Decision Tree Output Troubleshooting

When you analyze the results of a Decision Tree Model, keep in mind the most important assessment factors.

Assessing a Decision Tree

When analyzing the results of a Decision Tree Model, the most important assessment factors are as follows.
  • It scores well outside of the training data (indicated by the ROC, LIFT, and Goodness of Fit Scoring Operators).
  • It avoids the single-node, repetition, and unbalanced tree scenarios.
  • It is easily interpretable.
  • It makes sense intuitively.

There are a few Decision Tree Operator output results that would make a modeler question the validity of the Decision Tree model, including single-tree nodes, repetition, and replication.

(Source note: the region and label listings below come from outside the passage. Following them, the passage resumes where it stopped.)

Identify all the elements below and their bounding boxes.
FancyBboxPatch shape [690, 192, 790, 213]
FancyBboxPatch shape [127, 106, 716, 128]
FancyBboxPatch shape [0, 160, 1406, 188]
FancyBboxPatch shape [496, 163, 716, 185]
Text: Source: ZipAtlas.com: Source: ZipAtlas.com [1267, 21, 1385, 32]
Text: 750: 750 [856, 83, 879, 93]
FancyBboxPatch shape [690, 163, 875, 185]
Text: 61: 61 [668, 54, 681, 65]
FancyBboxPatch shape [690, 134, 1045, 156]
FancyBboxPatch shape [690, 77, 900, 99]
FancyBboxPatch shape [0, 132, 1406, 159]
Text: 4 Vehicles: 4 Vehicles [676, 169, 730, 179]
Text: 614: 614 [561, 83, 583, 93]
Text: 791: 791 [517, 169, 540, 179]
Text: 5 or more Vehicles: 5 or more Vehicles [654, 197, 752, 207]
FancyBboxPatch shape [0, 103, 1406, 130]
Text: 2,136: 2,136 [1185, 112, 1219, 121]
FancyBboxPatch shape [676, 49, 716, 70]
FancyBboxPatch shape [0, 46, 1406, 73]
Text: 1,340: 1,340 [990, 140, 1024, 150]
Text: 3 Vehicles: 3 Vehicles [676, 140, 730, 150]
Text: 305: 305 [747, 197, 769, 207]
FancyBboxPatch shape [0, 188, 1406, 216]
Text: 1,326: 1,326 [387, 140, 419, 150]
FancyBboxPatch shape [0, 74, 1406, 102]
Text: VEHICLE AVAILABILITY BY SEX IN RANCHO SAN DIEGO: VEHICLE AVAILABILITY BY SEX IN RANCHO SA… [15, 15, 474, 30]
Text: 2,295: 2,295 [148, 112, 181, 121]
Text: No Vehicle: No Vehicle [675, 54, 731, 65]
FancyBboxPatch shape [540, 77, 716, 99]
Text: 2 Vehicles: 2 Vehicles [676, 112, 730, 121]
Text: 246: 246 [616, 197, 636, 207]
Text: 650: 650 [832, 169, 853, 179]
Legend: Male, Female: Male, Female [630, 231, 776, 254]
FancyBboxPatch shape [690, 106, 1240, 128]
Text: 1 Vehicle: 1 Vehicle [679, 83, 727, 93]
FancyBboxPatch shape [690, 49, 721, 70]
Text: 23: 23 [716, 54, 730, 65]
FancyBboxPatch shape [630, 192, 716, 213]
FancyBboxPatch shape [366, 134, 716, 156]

Single-node trees, repetition, or replication conditions might indicate to the modeler that a different form of modeling should be used instead of Decision Trees.

Single Tree Nodes
For the extreme case of data that does not have any sort of classification structure to it, the Decision Tree output would simply be a single-node tree that assigns elements the label of the most frequently occurring class.
Repetition
Another anomaly that might be seen for Decision Tree output is a tree with repetition, whereby an attribute is repeatedly tested along a given branch of a tree. For example, the following tree shows the attribute age repeatedly being compared to different threshold values down the tree.



Replication
Another problem to watch out for is when replication or duplicate sub-trees exist within a tree. This issue could be potentially solved by creating combination variables, or it could be an acceptable model with the replication.